The large staff of historians at Brandeis, including at the Schusterman Center, know full well that there is no legal, historical, or moral basis to refer to Judea and Samaria as “the Palestinian Territories.”
They have been Jewish territories for thousands of years, since biblical times. Ancient Jewish cities in those areas, such as Hebron, Shechem and Shiloh are not “Palestinian.” The Cave of the Patriarchs, where the forefathers and foremothers of the Jewish nation are buried, is not part of “Palestinian territory.”

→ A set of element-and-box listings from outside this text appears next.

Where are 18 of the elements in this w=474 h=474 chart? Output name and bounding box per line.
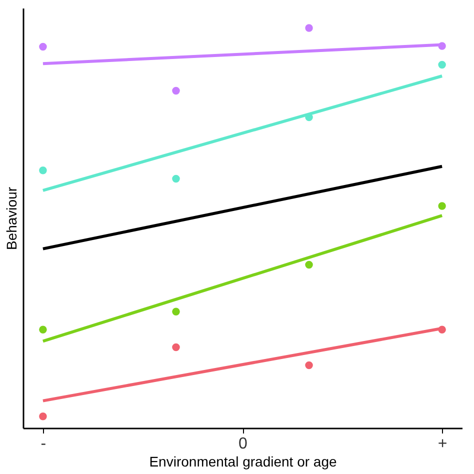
point (438, 60, 446, 69)
point (305, 260, 313, 269)
point (39, 412, 47, 420)
point (305, 361, 313, 370)
point (172, 308, 180, 316)
point (39, 326, 47, 334)
x-tick-label: 0 (238, 436, 248, 452)
point (39, 42, 47, 51)
y-axis-title: Behaviour (4, 186, 20, 250)
point (305, 24, 313, 32)
point (438, 202, 446, 210)
point (39, 166, 47, 174)
point (172, 343, 180, 352)
x-tick-label: + (438, 436, 448, 452)
x-tick-label: - (40, 436, 46, 452)
x-axis-title: Environmental gradient or age (149, 454, 337, 470)
point (172, 86, 180, 95)
point (172, 174, 180, 183)
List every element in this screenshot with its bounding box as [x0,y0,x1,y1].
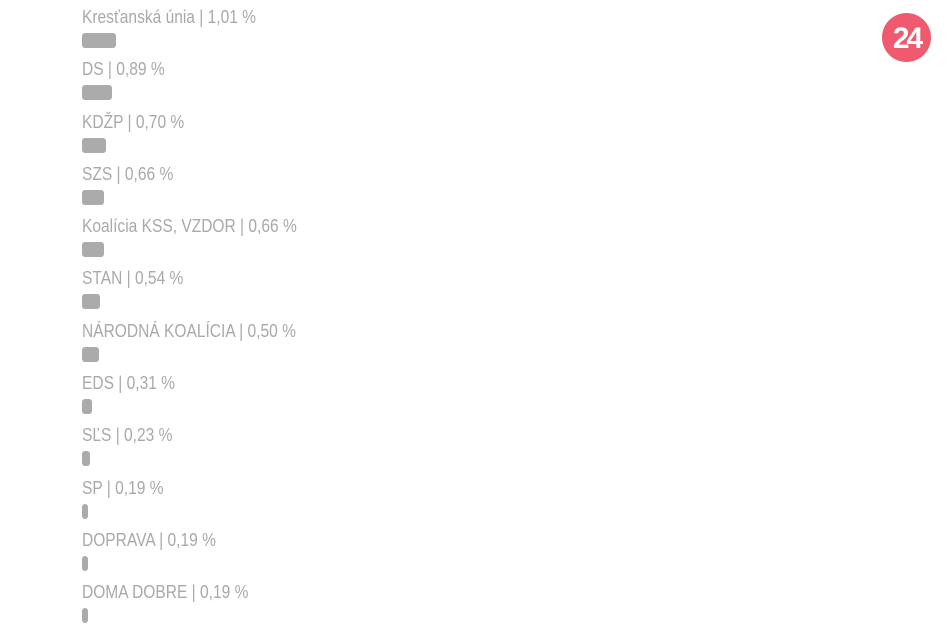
svg-text:24: 24 [893,22,924,55]
data-label: Kresťanská únia | 1,01 % [82,6,256,27]
bar [82,242,105,258]
bar [82,85,112,101]
bar [82,137,106,153]
bar [82,33,117,48]
data-label: KDŽP | 0,70 % [82,110,185,132]
data-label: DS | 0,89 % [82,58,165,80]
bar [82,555,89,571]
logo-24-icon: 24 [893,22,927,55]
data-label: DOMA DOBRE | 0,19 % [82,581,249,603]
data-label: NÁRODNÁ KOALÍCIA | 0,50 % [82,319,296,341]
bar [82,399,93,415]
bar [82,608,89,624]
data-label: STAN | 0,54 % [82,267,184,289]
data-label: Koalícia KSS, VZDOR | 0,66 % [82,215,297,237]
bar [82,451,90,467]
data-label: SZS | 0,66 % [82,162,174,184]
data-label: EDS | 0,31 % [82,372,176,394]
bar [82,346,99,362]
data-label: SP | 0,19 % [82,476,164,498]
logo-24[interactable]: 24 [882,13,931,62]
bar [82,503,89,519]
bar [82,189,105,205]
bar [82,294,101,310]
data-label: DOPRAVA | 0,19 % [82,528,216,550]
data-label: SĽS | 0,23 % [82,424,173,446]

On Page 10, the reader learns that the Schusterman Center has a course called “Cultural Contact Zones in Israel-Palestine,” and on Page 13, Kaye quotes himself talking about “what is unfolding in Israel and Palestine.” The term “Israel-Palestine” appears yet again on Page 19.
As a historian, Kaye knows there is no state called “Palestine” and never has been one. He may favor creating one, but that doesn’t give him the right to pretend it already exists. Political partisans use that tactic all the time—pretending something exists to get people used to the idea that it should exist. It’s a sneaky way of trying to normalize it. It would be extremely irresponsible for a historian such as Kaye to be doing that.

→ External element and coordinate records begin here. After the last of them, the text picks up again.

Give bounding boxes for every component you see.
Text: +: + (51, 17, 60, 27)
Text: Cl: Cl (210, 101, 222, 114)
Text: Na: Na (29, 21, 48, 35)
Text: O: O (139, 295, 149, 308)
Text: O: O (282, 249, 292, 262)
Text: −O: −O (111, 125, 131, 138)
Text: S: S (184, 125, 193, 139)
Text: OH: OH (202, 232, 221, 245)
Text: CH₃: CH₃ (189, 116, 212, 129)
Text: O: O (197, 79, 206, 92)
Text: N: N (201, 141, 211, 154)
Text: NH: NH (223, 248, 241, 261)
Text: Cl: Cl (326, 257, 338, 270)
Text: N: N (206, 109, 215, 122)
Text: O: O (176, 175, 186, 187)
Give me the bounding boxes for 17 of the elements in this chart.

The catalogue concludes with a memorial notice about the son and daughter-in-law of a Brandeis faculty member who were murdered by Hamas terrorists on Oct. 7. But the reader is told only that they were “killed on Oct. 7, 2023” with no mention of who killed them or how. Those are strange and troubling omissions.
Of course, there are pro-Israel professors at Brandeis and worthwhile activities taking place under the auspices of the Schusterman Center. But there are also disturbing signs that a kind of creeping Palestinization may be underway, in which the center’s leaders are absorbing and regurgitating parts of the anti-Israel narrative that has been poisoning the academic world.
Adopting the language of the Palestinian-Arab advocacy movement contravenes the very reason Brandeis University was founded and dishonors the memory of the great Zionist leader after whom it is named.
Moshe Phillips is national chairman of Americans For A Safe Israel, a leading pro-Israel advocacy and education group.